If you’re in Accounts Payable (AP) and you’re still relying on manual input, you know the struggle is real: manual processes reduce the business’s visibility into spend, as well as increasing the potential for error and driving up labor costs.
And you have undoubtedly heard the promises about the cloud: its cost-reducing magic, its seamless automation of repetitive work. You can’t read anything on the industry without hearing about the cloud, and about AP changing from a cost center to a value-added business function. We’re here to tell you that the hype is true.
Recently, we held a webinar for AP professionals, describing how technology is transforming AP. In small to mid-size businesses in particular, where resources can be hard to come by and the pace of growth is swift, AP technology can have significant impact. We were joined by four speakers from the AP world, who discussed how new technologies are helping AP teams across the country.
One of the main points of discussion was how cloud computing can reduce manual processes to improve visibility, forecasting, and business decisions. During the webinar, Heritage Bank controller Darin Johnson discussed the savings Heritage realized when they moved to Concur for expense management. After merging with Whidbey Island Bank, Cowlitz Bank, Pierce Commercial Bank, Northwest Commercial Bank and Valley Bank, Heritage needed to combine its AP processes and make them all consistent.
Between the mergers and the separate manual processes from each bank, Heritage didn’t have the visibility into its incoming receivables to forecast its revenues for the next month. With so many acquisitions, its invoices tripled, but their manual system wasn’t up to the extra work.

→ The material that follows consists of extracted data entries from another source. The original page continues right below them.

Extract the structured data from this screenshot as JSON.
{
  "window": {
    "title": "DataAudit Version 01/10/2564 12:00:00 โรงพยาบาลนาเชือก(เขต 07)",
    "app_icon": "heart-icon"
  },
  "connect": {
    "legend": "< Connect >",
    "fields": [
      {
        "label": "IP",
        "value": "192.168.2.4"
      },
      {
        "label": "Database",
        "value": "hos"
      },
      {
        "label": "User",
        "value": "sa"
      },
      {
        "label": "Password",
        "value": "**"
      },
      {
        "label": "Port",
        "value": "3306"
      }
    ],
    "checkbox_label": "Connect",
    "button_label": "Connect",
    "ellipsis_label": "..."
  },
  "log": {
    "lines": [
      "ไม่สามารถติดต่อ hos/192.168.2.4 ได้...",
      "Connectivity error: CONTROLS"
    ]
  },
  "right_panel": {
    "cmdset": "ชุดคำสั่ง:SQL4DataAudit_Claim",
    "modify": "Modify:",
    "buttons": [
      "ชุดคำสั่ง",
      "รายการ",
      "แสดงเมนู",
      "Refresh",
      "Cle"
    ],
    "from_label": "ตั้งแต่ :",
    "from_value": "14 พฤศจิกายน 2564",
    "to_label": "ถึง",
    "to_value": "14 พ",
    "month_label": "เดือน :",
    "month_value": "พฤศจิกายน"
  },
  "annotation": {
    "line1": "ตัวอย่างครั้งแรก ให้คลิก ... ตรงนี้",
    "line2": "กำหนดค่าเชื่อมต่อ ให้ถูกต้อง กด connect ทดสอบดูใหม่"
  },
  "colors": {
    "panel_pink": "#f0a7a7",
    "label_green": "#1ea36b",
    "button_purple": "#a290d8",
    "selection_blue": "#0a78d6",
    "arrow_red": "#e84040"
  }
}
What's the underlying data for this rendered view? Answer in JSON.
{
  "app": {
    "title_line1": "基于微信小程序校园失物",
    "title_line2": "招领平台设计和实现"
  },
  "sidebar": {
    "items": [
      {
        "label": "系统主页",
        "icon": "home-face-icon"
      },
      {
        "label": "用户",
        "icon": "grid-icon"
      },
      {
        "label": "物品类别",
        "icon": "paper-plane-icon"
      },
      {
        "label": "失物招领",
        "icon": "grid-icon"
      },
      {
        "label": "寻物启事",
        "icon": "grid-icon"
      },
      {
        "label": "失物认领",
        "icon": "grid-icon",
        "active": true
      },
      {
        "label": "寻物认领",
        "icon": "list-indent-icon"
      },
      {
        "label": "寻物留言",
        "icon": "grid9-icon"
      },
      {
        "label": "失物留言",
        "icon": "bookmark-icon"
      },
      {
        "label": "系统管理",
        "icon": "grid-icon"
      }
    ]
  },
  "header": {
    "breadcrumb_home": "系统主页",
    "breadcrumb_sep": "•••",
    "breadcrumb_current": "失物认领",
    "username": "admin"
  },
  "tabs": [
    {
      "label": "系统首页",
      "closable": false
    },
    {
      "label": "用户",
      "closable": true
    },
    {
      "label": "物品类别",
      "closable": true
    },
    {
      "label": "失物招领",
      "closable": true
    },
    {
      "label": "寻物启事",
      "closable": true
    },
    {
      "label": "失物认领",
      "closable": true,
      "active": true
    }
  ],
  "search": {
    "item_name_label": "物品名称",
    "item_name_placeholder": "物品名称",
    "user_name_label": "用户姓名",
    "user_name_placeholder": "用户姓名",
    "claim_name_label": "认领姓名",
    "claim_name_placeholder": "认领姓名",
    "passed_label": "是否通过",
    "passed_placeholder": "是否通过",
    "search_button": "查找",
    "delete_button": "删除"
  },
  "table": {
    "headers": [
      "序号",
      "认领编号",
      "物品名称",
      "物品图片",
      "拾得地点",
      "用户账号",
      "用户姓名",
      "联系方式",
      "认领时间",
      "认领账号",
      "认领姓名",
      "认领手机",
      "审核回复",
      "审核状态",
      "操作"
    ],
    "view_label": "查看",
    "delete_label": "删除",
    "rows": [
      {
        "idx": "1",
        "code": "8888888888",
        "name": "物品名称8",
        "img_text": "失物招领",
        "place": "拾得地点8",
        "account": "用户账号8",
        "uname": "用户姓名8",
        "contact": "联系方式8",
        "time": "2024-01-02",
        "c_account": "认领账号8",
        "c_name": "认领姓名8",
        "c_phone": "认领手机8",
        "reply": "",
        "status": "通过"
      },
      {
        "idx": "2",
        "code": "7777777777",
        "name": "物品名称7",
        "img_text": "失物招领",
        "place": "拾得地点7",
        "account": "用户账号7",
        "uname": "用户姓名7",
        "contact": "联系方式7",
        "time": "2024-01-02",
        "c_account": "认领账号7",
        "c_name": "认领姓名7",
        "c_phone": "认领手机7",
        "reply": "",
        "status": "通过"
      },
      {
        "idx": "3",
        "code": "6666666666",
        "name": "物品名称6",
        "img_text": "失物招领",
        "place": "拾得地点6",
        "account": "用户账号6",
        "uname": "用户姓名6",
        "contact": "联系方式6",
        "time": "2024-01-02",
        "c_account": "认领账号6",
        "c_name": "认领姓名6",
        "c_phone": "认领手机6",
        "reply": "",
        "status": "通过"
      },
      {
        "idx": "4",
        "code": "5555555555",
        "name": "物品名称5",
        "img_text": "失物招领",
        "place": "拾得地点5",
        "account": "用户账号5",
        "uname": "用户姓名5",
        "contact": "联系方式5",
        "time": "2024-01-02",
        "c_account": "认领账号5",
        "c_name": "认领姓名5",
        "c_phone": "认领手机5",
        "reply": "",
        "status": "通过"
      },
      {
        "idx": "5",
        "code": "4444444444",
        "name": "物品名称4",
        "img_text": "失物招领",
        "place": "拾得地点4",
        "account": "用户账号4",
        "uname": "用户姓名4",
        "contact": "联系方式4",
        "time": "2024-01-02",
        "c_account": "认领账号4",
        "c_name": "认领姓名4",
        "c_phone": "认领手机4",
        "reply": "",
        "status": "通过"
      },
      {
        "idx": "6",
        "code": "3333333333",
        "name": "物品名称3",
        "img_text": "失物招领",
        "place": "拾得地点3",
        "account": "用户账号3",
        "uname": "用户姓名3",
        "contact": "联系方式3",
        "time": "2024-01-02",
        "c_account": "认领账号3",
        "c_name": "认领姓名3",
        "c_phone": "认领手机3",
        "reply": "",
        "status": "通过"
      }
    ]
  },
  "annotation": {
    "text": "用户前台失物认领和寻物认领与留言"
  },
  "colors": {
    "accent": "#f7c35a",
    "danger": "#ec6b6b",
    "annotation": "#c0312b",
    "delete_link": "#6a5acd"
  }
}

Heritage added four AP professionals to its staff of two, and for several months, painstakingly merged its manual processes. “My staff tripled just to keep up with the basic bills. But because of the time it took to process those bills manually, we couldn’t keep up. We were 30 days out on most of those bills. We were just trying to keep our heads above water.”
Then Heritage moved to Concur, a cloud-based expense management solution. “It was amazing, what a difference Concur made,” Johnson says. Within 10 months, the bank was able to redeploy 4.5 of its staffers to more strategic analysis that would help improve the business. The remaining staff, freed from manual processes, could do more analysis of home foreclosures and problematic invoices, which led to better forecasting and business decisions. By using Concur, Heritage was able to make accurate revenue forecasts 45 days out.
“Technology is always changing,” Johnson says, “but in the accounting industry, AP hasn’t seen much change in the last 60 years. The trick is to embrace change and to nudge your employees to see the future as it could be.”
Jennifer Sullivan, Director of Finance and Operations at Becker & Mayer, also joined the webinar as a speaker. Becker & Mayer produces children’s books and toys—a business that sees significant peaks before the holidays. As much as 70 percent of the company’s business happens in the three months before the winter holidays.
Like Heritage, the company also had its share of manual AP processes. “It takes a lot of work to do data input, and when you have big seasonal peaks like we do and you’re relying on manual data entry, it becomes very difficult to scale,” Sullivan says. “The risks become exponentially greater, too. People start approving [expenses] without understanding what they’re approving. Big mistakes are most likely to occur when everybody’s feeling overwhelmed.”
Jennifer Sullivan of Becker & Mayer (left) and Darin Johnson of Heritage Bank (right)
Becker & Mayer moved to Concur, and they’ve never looked back. “Data is vital to our organization,” Sullivan says. “The ability to use that information, deliver reports on it and make decisions on it can lead to better customer service, more profitability, and better business decisions all around.”